# Woodstock Keystone Install Today



## Hestia (Mar 15, 2008)

We have been waiting a while, and our stove (Woodstock Keystone) was finally installed today!  Just hope that the inspector can get to it next week.  We have been told NO BURNS at all until it is checked.  

But, we did build a hearth (me, mostly) and planned it, and removed the old fireplace doors, and went on two road trips to pick it out, then up, so now I want to share.  Wish the green tile was gray, but it was left over from another job, and does have a more grayish cast to the color than it shows up in these photos.   We love the fireplace stone - the room was almost black with dark paneling when we moved in, orange 70's shag, dark, dark, dark.  It is looking so much better now, and the stove is the final change.  Can't wait for it to be warmer!   Happy, happy, happy.
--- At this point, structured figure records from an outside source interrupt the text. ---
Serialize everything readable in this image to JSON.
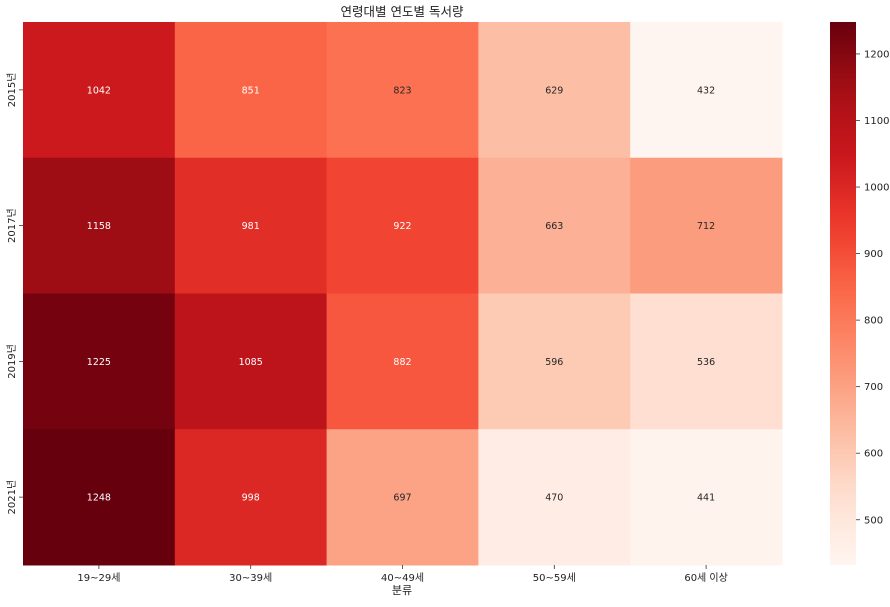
{
  "chart_data": {
    "type": "heatmap",
    "title": "연령대별 연도별 독서량",
    "xlabel": "분류",
    "ylabel": "",
    "x_categories": [
      "19~29세",
      "30~39세",
      "40~49세",
      "50~59세",
      "60세 이상"
    ],
    "y_categories": [
      "2015년",
      "2017년",
      "2019년",
      "2021년"
    ],
    "values": [
      [
        1042,
        851,
        823,
        629,
        432
      ],
      [
        1158,
        981,
        922,
        663,
        712
      ],
      [
        1225,
        1085,
        882,
        596,
        536
      ],
      [
        1248,
        998,
        697,
        470,
        441
      ]
    ],
    "colormap": "Reds",
    "vmin": 432,
    "vmax": 1248,
    "colorbar_ticks": [
      500,
      600,
      700,
      800,
      900,
      1000,
      1100,
      1200
    ],
    "annotations": true,
    "grid": false
  }
}
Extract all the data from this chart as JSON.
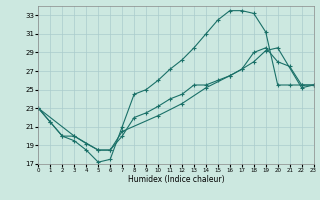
{
  "title": "",
  "xlabel": "Humidex (Indice chaleur)",
  "background_color": "#cce8e0",
  "grid_color": "#aacccc",
  "line_color": "#1a7068",
  "xlim": [
    0,
    23
  ],
  "ylim": [
    17,
    34
  ],
  "xticks": [
    0,
    1,
    2,
    3,
    4,
    5,
    6,
    7,
    8,
    9,
    10,
    11,
    12,
    13,
    14,
    15,
    16,
    17,
    18,
    19,
    20,
    21,
    22,
    23
  ],
  "yticks": [
    17,
    19,
    21,
    23,
    25,
    27,
    29,
    31,
    33
  ],
  "line1_x": [
    0,
    1,
    2,
    3,
    4,
    5,
    6,
    7,
    8,
    9,
    10,
    11,
    12,
    13,
    14,
    15,
    16,
    17,
    18,
    19,
    20,
    21,
    22,
    23
  ],
  "line1_y": [
    23.0,
    21.5,
    20.0,
    19.5,
    18.5,
    17.2,
    17.5,
    21.0,
    24.5,
    25.0,
    26.0,
    27.2,
    28.2,
    29.5,
    31.0,
    32.5,
    33.5,
    33.5,
    33.2,
    31.2,
    25.5,
    25.5,
    25.5,
    25.5
  ],
  "line2_x": [
    0,
    1,
    2,
    3,
    4,
    5,
    6,
    7,
    8,
    9,
    10,
    11,
    12,
    13,
    14,
    15,
    16,
    17,
    18,
    19,
    20,
    21,
    22,
    23
  ],
  "line2_y": [
    23.0,
    21.5,
    20.0,
    20.0,
    19.2,
    18.5,
    18.5,
    20.0,
    22.0,
    22.5,
    23.2,
    24.0,
    24.5,
    25.5,
    25.5,
    26.0,
    26.5,
    27.2,
    29.0,
    29.5,
    28.0,
    27.5,
    25.5,
    25.5
  ],
  "line3_x": [
    0,
    3,
    5,
    6,
    7,
    10,
    12,
    14,
    16,
    17,
    18,
    19,
    20,
    22,
    23
  ],
  "line3_y": [
    23.0,
    20.0,
    18.5,
    18.5,
    20.5,
    22.2,
    23.5,
    25.2,
    26.5,
    27.2,
    28.0,
    29.2,
    29.5,
    25.2,
    25.5
  ]
}
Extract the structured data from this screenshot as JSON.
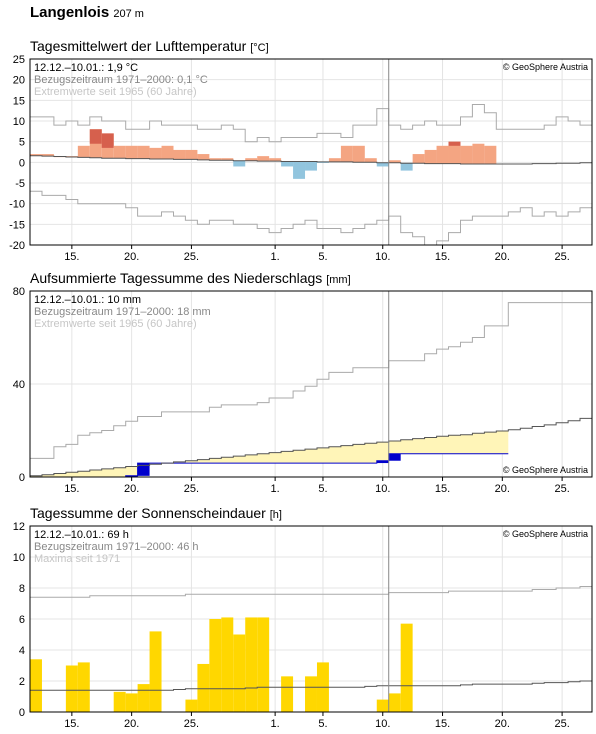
{
  "station": {
    "name": "Langenlois",
    "altitude": "207 m"
  },
  "colors": {
    "grid": "#e4e4e4",
    "frame": "#000000",
    "today": "#888888",
    "temp_warm": "#f4a582",
    "temp_warm_strong": "#d6604d",
    "temp_cold": "#92c5de",
    "precip_fill": "#fff5b8",
    "precip_sum": "#0000cc",
    "sun": "#ffd700",
    "normal_line": "#555555",
    "extreme_line": "#aaaaaa"
  },
  "x_axis": {
    "tick_labels": [
      "15.",
      "20.",
      "25.",
      "1.",
      "5.",
      "10.",
      "15.",
      "20.",
      "25."
    ],
    "tick_days": [
      3,
      8,
      13,
      20,
      24,
      29,
      34,
      39,
      44
    ],
    "days_total": 47,
    "today_index": 30
  },
  "chart_data": [
    {
      "type": "bar",
      "title": "Tagesmittelwert der Lufttemperatur",
      "unit": "[°C]",
      "ylim": [
        -20,
        25
      ],
      "yticks": [
        -20,
        -15,
        -10,
        -5,
        0,
        5,
        10,
        15,
        20,
        25
      ],
      "info": [
        "12.12.–10.01.: 1,9 °C",
        "Bezugszeitraum 1971–2000: 0,1 °C",
        "Extremwerte seit 1965 (60 Jahre)"
      ],
      "credit": "© GeoSphere Austria",
      "series": [
        {
          "name": "Tagesmittel",
          "values": [
            2,
            2,
            1.5,
            1.5,
            4,
            8,
            7,
            4,
            4,
            4,
            3.5,
            4,
            3,
            3,
            2,
            1,
            1,
            -1,
            1,
            1.5,
            1,
            -1,
            -4,
            -2,
            0,
            1,
            4,
            4,
            1,
            -1,
            0.5,
            -2,
            2,
            3,
            4,
            5,
            4,
            4.5,
            4
          ]
        },
        {
          "name": "Normal",
          "values": [
            1.6,
            1.5,
            1.4,
            1.3,
            1.2,
            1.1,
            1.0,
            1.0,
            0.9,
            0.9,
            0.8,
            0.8,
            0.7,
            0.7,
            0.6,
            0.5,
            0.5,
            0.4,
            0.4,
            0.3,
            0.3,
            0.2,
            0.2,
            0.2,
            0.1,
            0.1,
            0.1,
            0.0,
            0.0,
            -0.1,
            -0.1,
            -0.2,
            -0.2,
            -0.3,
            -0.3,
            -0.3,
            -0.4,
            -0.4,
            -0.4,
            -0.4,
            -0.4,
            -0.4,
            -0.3,
            -0.3,
            -0.2,
            -0.2,
            -0.1
          ]
        },
        {
          "name": "Maximum",
          "values": [
            11,
            11,
            9,
            10,
            9,
            11,
            10,
            10,
            8,
            8,
            10,
            9,
            9,
            9,
            8,
            8,
            9,
            8,
            5,
            6,
            5,
            6,
            6,
            6,
            7,
            7,
            6,
            9,
            9,
            13,
            9,
            8,
            9,
            10,
            9,
            9,
            11,
            14,
            12,
            8,
            8,
            8,
            8,
            9,
            11,
            10,
            9
          ]
        },
        {
          "name": "Minimum",
          "values": [
            -7,
            -8,
            -8,
            -9,
            -10,
            -10,
            -10,
            -10,
            -11,
            -13,
            -13,
            -12,
            -13,
            -14,
            -15,
            -14,
            -14,
            -15,
            -15,
            -16,
            -17,
            -16,
            -15,
            -14,
            -16,
            -16,
            -17,
            -16,
            -15,
            -14,
            -13,
            -17,
            -18,
            -20,
            -19,
            -17,
            -14,
            -13,
            -13,
            -13,
            -12,
            -11,
            -13,
            -12,
            -13,
            -12,
            -11
          ]
        }
      ]
    },
    {
      "type": "area",
      "title": "Aufsummierte Tagessumme des Niederschlags",
      "unit": "[mm]",
      "ylim": [
        0,
        80
      ],
      "yticks": [
        0,
        40,
        80
      ],
      "info": [
        "12.12.–10.01.: 10 mm",
        "Bezugszeitraum 1971–2000: 18 mm",
        "Extremwerte seit 1965 (60 Jahre)"
      ],
      "credit": "© GeoSphere Austria",
      "series": [
        {
          "name": "Summe",
          "values": [
            0,
            0,
            0,
            0,
            0,
            0,
            0,
            0,
            0.5,
            6,
            6,
            6,
            6,
            6,
            6,
            6,
            6,
            6,
            6,
            6,
            6,
            6,
            6,
            6,
            6,
            6,
            6,
            6,
            6,
            7,
            10,
            10,
            10,
            10,
            10,
            10,
            10,
            10,
            10,
            10
          ]
        },
        {
          "name": "Normal",
          "values": [
            0.5,
            1,
            1.5,
            2,
            2.5,
            3,
            3.5,
            4,
            4.5,
            5,
            5.5,
            6,
            6.5,
            7,
            7.5,
            8,
            8.5,
            9,
            9.5,
            10,
            10.5,
            11,
            11.5,
            12,
            12.5,
            13,
            13.5,
            14,
            14.5,
            15,
            15.5,
            16,
            16.5,
            17,
            17.5,
            18,
            18.2,
            18.8,
            19.3,
            19.8,
            20.3,
            21,
            21.7,
            22.4,
            23.3,
            24.2,
            25.2
          ]
        },
        {
          "name": "Maximum",
          "values": [
            8,
            8,
            13,
            14,
            18,
            19,
            20,
            22,
            24,
            26,
            26,
            28,
            28,
            28,
            28,
            30,
            31,
            31,
            31,
            32,
            34,
            34,
            37,
            39,
            42,
            45,
            45,
            47,
            47,
            47,
            50,
            50,
            50,
            53,
            55,
            56,
            58,
            60,
            65,
            65,
            75,
            75,
            75,
            75,
            75,
            75,
            75
          ]
        }
      ]
    },
    {
      "type": "bar",
      "title": "Tagessumme der Sonnenscheindauer",
      "unit": "[h]",
      "ylim": [
        0,
        12
      ],
      "yticks": [
        0,
        2,
        4,
        6,
        8,
        10,
        12
      ],
      "info": [
        "12.12.–10.01.: 69 h",
        "Bezugszeitraum 1971–2000: 46 h",
        "Maxima seit 1971"
      ],
      "credit": "© GeoSphere Austria",
      "series": [
        {
          "name": "Sonnenscheindauer",
          "values": [
            3.4,
            0,
            0,
            3.0,
            3.2,
            0,
            0,
            1.3,
            1.2,
            1.8,
            5.2,
            0,
            0,
            0.8,
            3.1,
            6.0,
            6.1,
            5.0,
            6.1,
            6.1,
            0,
            2.3,
            0,
            2.3,
            3.2,
            0,
            0,
            0,
            0,
            0.8,
            1.2,
            5.7
          ]
        },
        {
          "name": "Normal",
          "values": [
            1.4,
            1.4,
            1.4,
            1.4,
            1.4,
            1.4,
            1.4,
            1.4,
            1.4,
            1.4,
            1.4,
            1.4,
            1.45,
            1.5,
            1.5,
            1.5,
            1.5,
            1.5,
            1.55,
            1.6,
            1.6,
            1.6,
            1.6,
            1.6,
            1.6,
            1.6,
            1.6,
            1.6,
            1.65,
            1.7,
            1.7,
            1.7,
            1.7,
            1.7,
            1.7,
            1.7,
            1.75,
            1.8,
            1.8,
            1.8,
            1.8,
            1.8,
            1.85,
            1.9,
            1.9,
            1.95,
            2.0
          ]
        },
        {
          "name": "Maximum",
          "values": [
            7.4,
            7.4,
            7.4,
            7.4,
            7.4,
            7.5,
            7.5,
            7.5,
            7.5,
            7.5,
            7.5,
            7.5,
            7.5,
            7.6,
            7.6,
            7.6,
            7.6,
            7.6,
            7.6,
            7.6,
            7.6,
            7.6,
            7.6,
            7.6,
            7.6,
            7.6,
            7.6,
            7.6,
            7.6,
            7.6,
            7.7,
            7.7,
            7.7,
            7.7,
            7.7,
            7.8,
            7.8,
            7.8,
            7.8,
            7.8,
            7.8,
            7.8,
            7.9,
            7.9,
            8.0,
            8.0,
            8.1
          ]
        }
      ]
    }
  ]
}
Overall we are very happy, and can't wait for those break in fires.  Now we are in the process of learning how to cut the wood.  THANK YOU ALL for all the advice and help.

Hestia


----------



## Hestia (Mar 15, 2008)

Thought I had added two other pictures.  Here they are, I hope:


----------



## raybonz (Mar 15, 2008)

Hestia said:
			
		

> Thought I had added two other pictures.  Here they are, I hope:



Very nice stove! As the price of oil and gas soar you'll feel warm knowing you're not at their mercy..

Stay Warm 

Ray


----------



## WOODBUTCHER (Mar 17, 2008)

You will enjoy that heat next season 10x over !

WoodButcher


----------



## jpl1nh (Mar 25, 2008)

You are going to love that stove!  It's a beauty!  The hearth and stone look awesome!  Great install.


----------